Nasa Mars rover: Perseverance robot ready to fly


The weather in Florida is set fair for the launch of the American space agency's (Nasa) big new Mars rover, reports BBC

The one-tonne Perseverance robot is heading to the Red Planet to search for life and to begin the process of returning rocks to Earth for analysis.

An Atlas rocket will send the vehicle on its way from Cape Canaveral Air Force Station.

It'll be the third mission despatched to Mars this month, after launches by the UAE and China.

Lift-off is timed for the start of a two-hour window that opens at 07:50 local time (12:50 BST; 11:50 GMT).

The cruise to Mars takes seven months. When it arrives, Perseverance will attempt to land in a more-than 40km-wide, near-equatorial bowl called Jezero Crater. Satellite images suggest this held a lake billions of years ago.

Scientists say the rocks that formed in this environment stand a good chance of retaining evidence of past microbial activity - if ever that existed on the planet.

Perseverance will spend at least one Martian year (equivalent to roughly two Earth years) investigating the possibility. Unlike the previous four rovers Nasa has sent to Mars, its new machine is equipped to directly detect life - either current or in fossilised form.

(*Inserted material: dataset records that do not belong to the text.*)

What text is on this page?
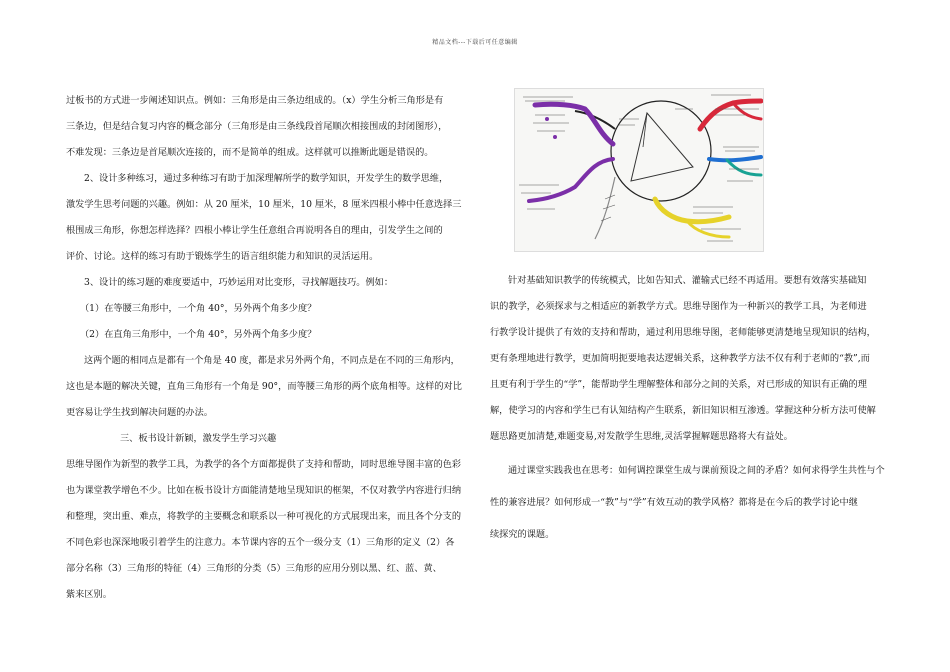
精品文档---下载后可任意编辑

过板书的方式进一步阐述知识点。例如：三角形是由三条边组成的。（x）学生分析三角形是有
三条边，但是结合复习内容的概念部分（三角形是由三条线段首尾顺次相接围成的封闭图形），
不难发现：三条边是首尾顺次连接的，而不是简单的组成。这样就可以推断此题是错误的。

2、设计多种练习，通过多种练习有助于加深理解所学的数学知识，开发学生的数学思维，
激发学生思考问题的兴趣。例如：从 20 厘米，10 厘米，10 厘米，8 厘米四根小棒中任意选择三
根围成三角形，你想怎样选择？四根小棒让学生任意组合再说明各自的理由，引发学生之间的
评价、讨论。这样的练习有助于锻炼学生的语言组织能力和知识的灵活运用。

3、设计的练习题的难度要适中，巧妙运用对比变形，寻找解题技巧。例如：

（1）在等腰三角形中，一个角 40°，另外两个角多少度？

（2）在直角三角形中，一个角 40°，另外两个角多少度？

这两个题的相同点是都有一个角是 40 度，都是求另外两个角，不同点是在不同的三角形内，
这也是本题的解决关键，直角三角形有一个角是 90°，而等腰三角形的两个底角相等。这样的对比
更容易让学生找到解决问题的办法。

三、板书设计新颖，激发学生学习兴趣

思维导图作为新型的教学工具，为教学的各个方面都提供了支持和帮助，同时思维导图丰富的色彩
也为课堂教学增色不少。比如在板书设计方面能清楚地呈现知识的框架，不仅对教学内容进行归纳
和整理，突出重、难点，将教学的主要概念和联系以一种可视化的方式展现出来，而且各个分支的
不同色彩也深深地吸引着学生的注意力。本节课内容的五个一级分支（1）三角形的定义（2）各
部分名称（3）三角形的特征（4）三角形的分类（5）三角形的应用分别以黑、红、蓝、黄、
紫来区别。

针对基础知识教学的传统模式，比如告知式、灌输式已经不再适用。要想有效落实基础知
识的教学，必须探求与之相适应的新教学方式。思维导图作为一种新兴的教学工具，为老师进
行教学设计提供了有效的支持和帮助，通过利用思维导图，老师能够更清楚地呈现知识的结构，
更有条理地进行教学，更加简明扼要地表达逻辑关系，这种教学方法不仅有利于老师的“教”,而
且更有利于学生的“学”，能帮助学生理解整体和部分之间的关系，对已形成的知识有正确的理
解，使学习的内容和学生已有认知结构产生联系，新旧知识相互渗透。掌握这种分析方法可使解
题思路更加清楚,难题变易,对发散学生思维,灵活掌握解题思路将大有益处。

通过课堂实践我也在思考：如何调控课堂生成与课前预设之间的矛盾？如何求得学生共性与个
性的兼容进展？如何形成一“教”与“学”有效互动的教学风格？都将是在今后的教学讨论中继
续探究的课题。
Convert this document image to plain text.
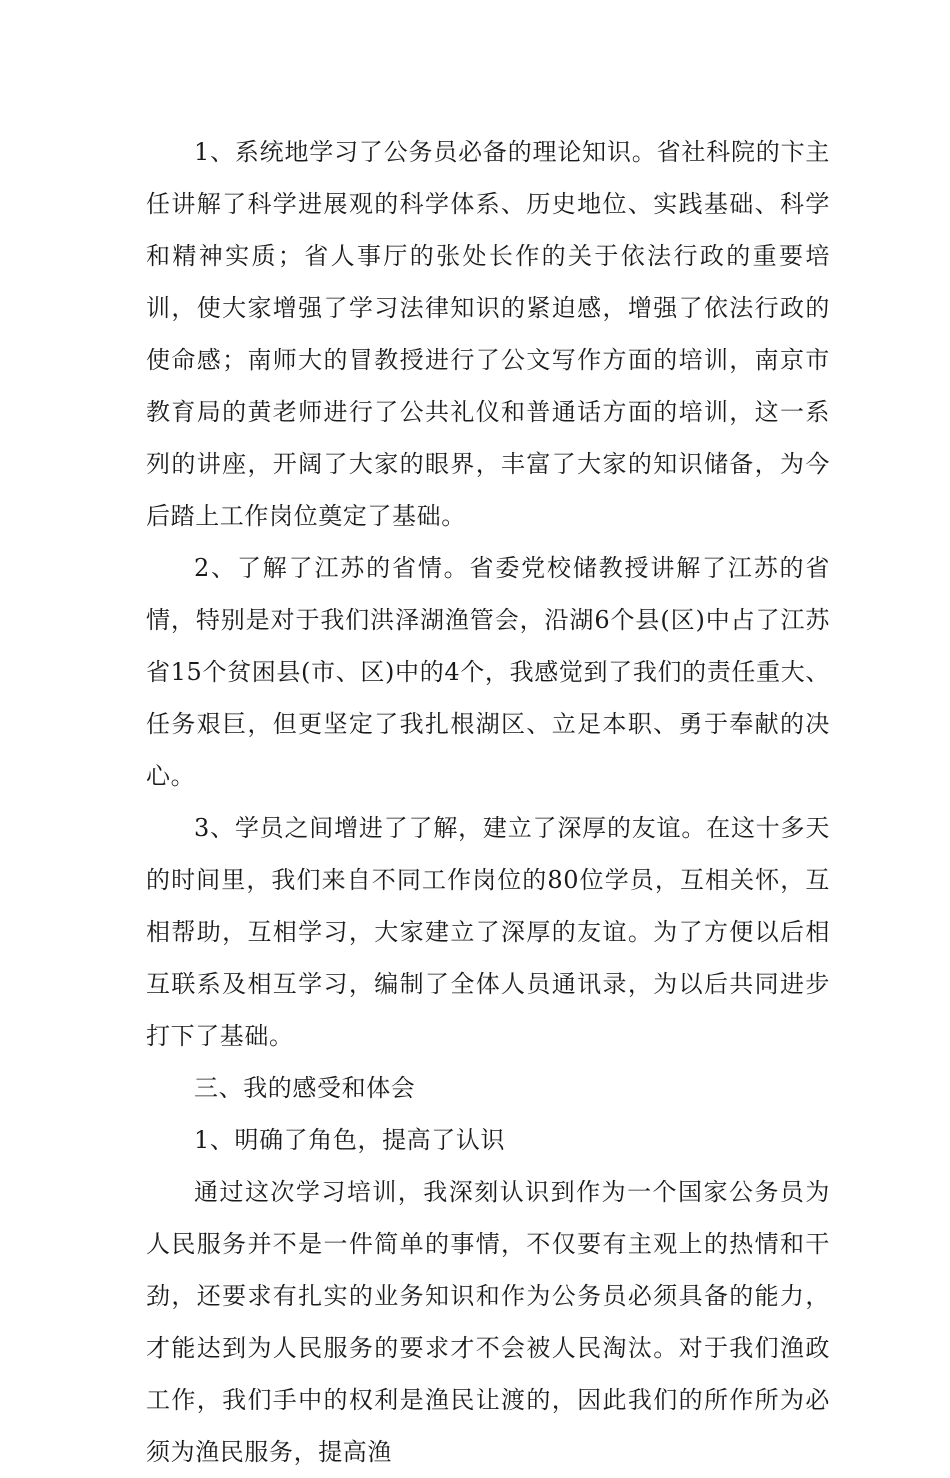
1、系统地学习了公务员必备的理论知识。省社科院的卞主任讲解了科学进展观的科学体系、历史地位、实践基础、科学和精神实质；省人事厅的张处长作的关于依法行政的重要培训，使大家增强了学习法律知识的紧迫感，增强了依法行政的使命感；南师大的冒教授进行了公文写作方面的培训，南京市教育局的黄老师进行了公共礼仪和普通话方面的培训，这一系列的讲座，开阔了大家的眼界，丰富了大家的知识储备，为今后踏上工作岗位奠定了基础。

2、了解了江苏的省情。省委党校储教授讲解了江苏的省情，特别是对于我们洪泽湖渔管会，沿湖6个县(区)中占了江苏省15个贫困县(市、区)中的4个，我感觉到了我们的责任重大、任务艰巨，但更坚定了我扎根湖区、立足本职、勇于奉献的决心。

3、学员之间增进了了解，建立了深厚的友谊。在这十多天的时间里，我们来自不同工作岗位的80位学员，互相关怀，互相帮助，互相学习，大家建立了深厚的友谊。为了方便以后相互联系及相互学习，编制了全体人员通讯录，为以后共同进步打下了基础。

三、我的感受和体会

1、明确了角色，提高了认识

通过这次学习培训，我深刻认识到作为一个国家公务员为人民服务并不是一件简单的事情，不仅要有主观上的热情和干劲，还要求有扎实的业务知识和作为公务员必须具备的能力，才能达到为人民服务的要求才不会被人民淘汰。对于我们渔政工作，我们手中的权利是渔民让渡的，因此我们的所作所为必须为渔民服务，提高渔
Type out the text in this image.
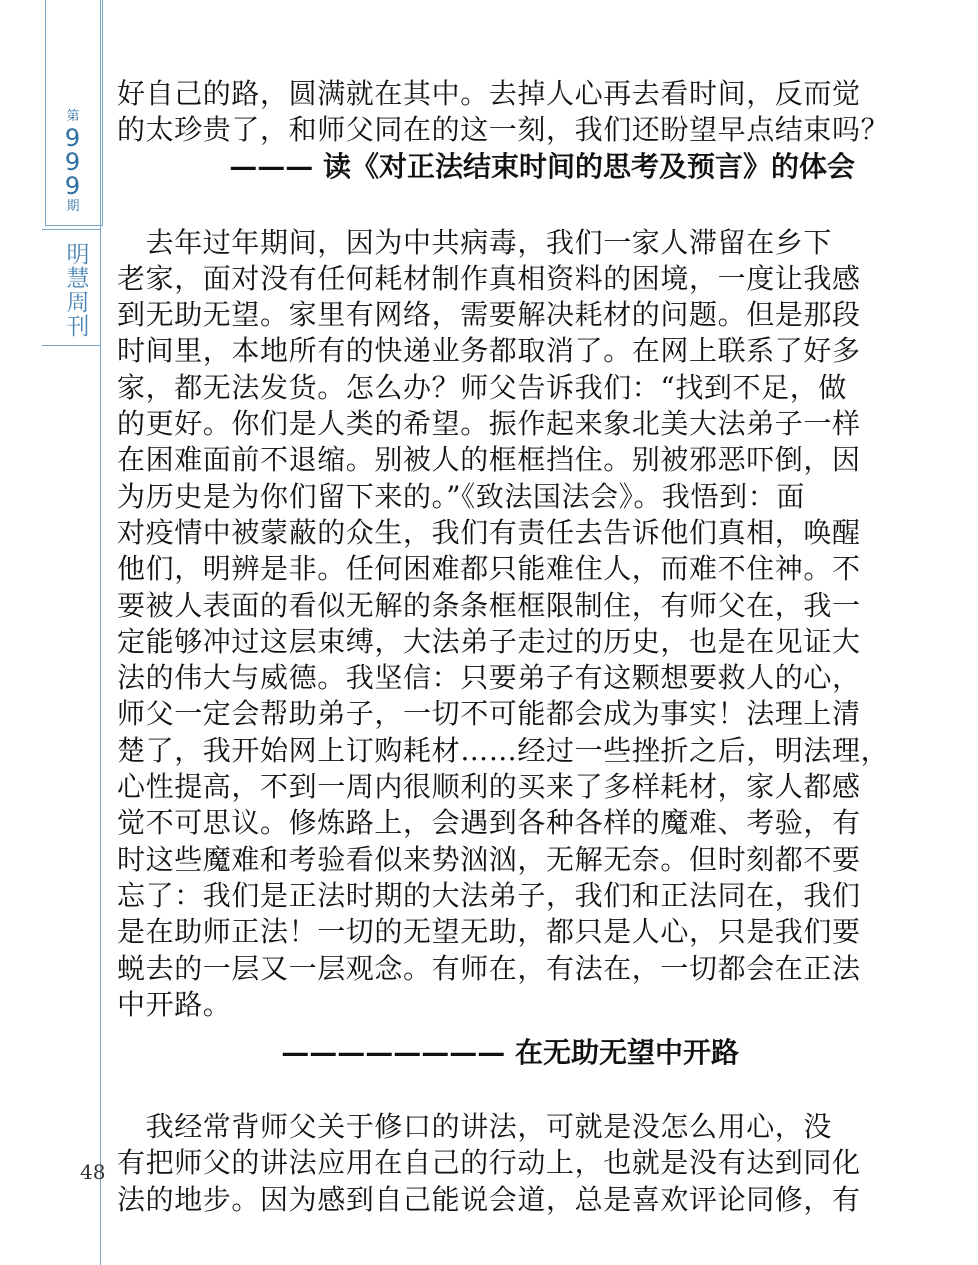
第
9
9
9
期
明
慧
周
刊
48
好自己的路，圆满就在其中。去掉人心再去看时间，反而觉
的太珍贵了，和师父同在的这一刻，我们还盼望早点结束吗？
——— 读《对正法结束时间的思考及预言》的体会
　去年过年期间，因为中共病毒，我们一家人滞留在乡下
老家，面对没有任何耗材制作真相资料的困境，一度让我感
到无助无望。家里有网络，需要解决耗材的问题。但是那段
时间里，本地所有的快递业务都取消了。在网上联系了好多
家，都无法发货。怎么办？师父告诉我们：“找到不足，做
的更好。你们是人类的希望。振作起来象北美大法弟子一样
在困难面前不退缩。别被人的框框挡住。别被邪恶吓倒，因
为历史是为你们留下来的。”《致法国法会》。我悟到：面
对疫情中被蒙蔽的众生，我们有责任去告诉他们真相，唤醒
他们，明辨是非。任何困难都只能难住人，而难不住神。不
要被人表面的看似无解的条条框框限制住，有师父在，我一
定能够冲过这层束缚，大法弟子走过的历史，也是在见证大
法的伟大与威德。我坚信：只要弟子有这颗想要救人的心，
师父一定会帮助弟子，一切不可能都会成为事实！法理上清
楚了，我开始网上订购耗材……经过一些挫折之后，明法理，
心性提高，不到一周内很顺利的买来了多样耗材，家人都感
觉不可思议。修炼路上，会遇到各种各样的魔难、考验，有
时这些魔难和考验看似来势汹汹，无解无奈。但时刻都不要
忘了：我们是正法时期的大法弟子，我们和正法同在，我们
是在助师正法！一切的无望无助，都只是人心，只是我们要
蜕去的一层又一层观念。有师在，有法在，一切都会在正法
中开路。
———————— 在无助无望中开路
　我经常背师父关于修口的讲法，可就是没怎么用心，没
有把师父的讲法应用在自己的行动上，也就是没有达到同化
法的地步。因为感到自己能说会道，总是喜欢评论同修，有
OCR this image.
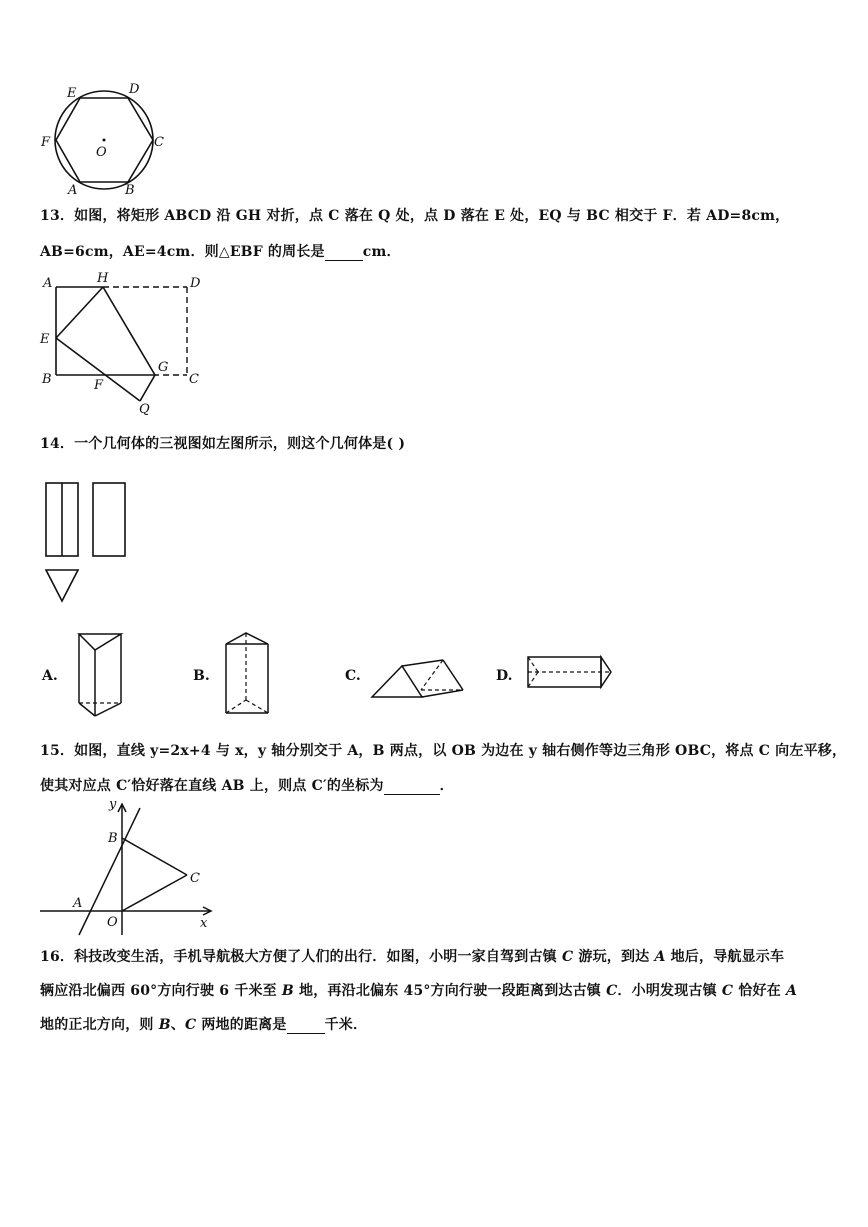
E	D
F	C
O
A	B
13．如图，将矩形 ABCD 沿 GH 对折，点 C 落在 Q 处，点 D 落在 E 处，EQ 与 BC 相交于 F．若 AD=8cm，
AB=6cm，AE=4cm．则△EBF 的周长是	cm．
A	H	D
E
B	F
G
C
Q
14．一个几何体的三视图如左图所示，则这个几何体是( )
A.	B.	C.	D.
15．如图，直线 y=2x+4 与 x，y 轴分别交于 A，B 两点，以 OB 为边在 y 轴右侧作等边三角形 OBC，将点 C 向左平移，
使其对应点 C′恰好落在直线 AB 上，则点 C′的坐标为	．
y
B
C
A
O	x
16．科技改变生活，手机导航极大方便了人们的出行．如图，小明一家自驾到古镇 C 游玩，到达 A 地后，导航显示车
辆应沿北偏西 60°方向行驶 6 千米至 B 地，再沿北偏东 45°方向行驶一段距离到达古镇 C．小明发现古镇 C 恰好在 A
地的正北方向，则 B、C 两地的距离是	千米．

But any evidence it uncovers will almost certainly have its sceptics, which is why researchers want to bring whatever Perseverance finds back home for the deeper analysis only sophisticated laboratories on Earth can perform.

The rover will package its most interesting rock discoveries in small tubes. An elaborate mix of future missions will then launch later this decade to try to retrieve these samples.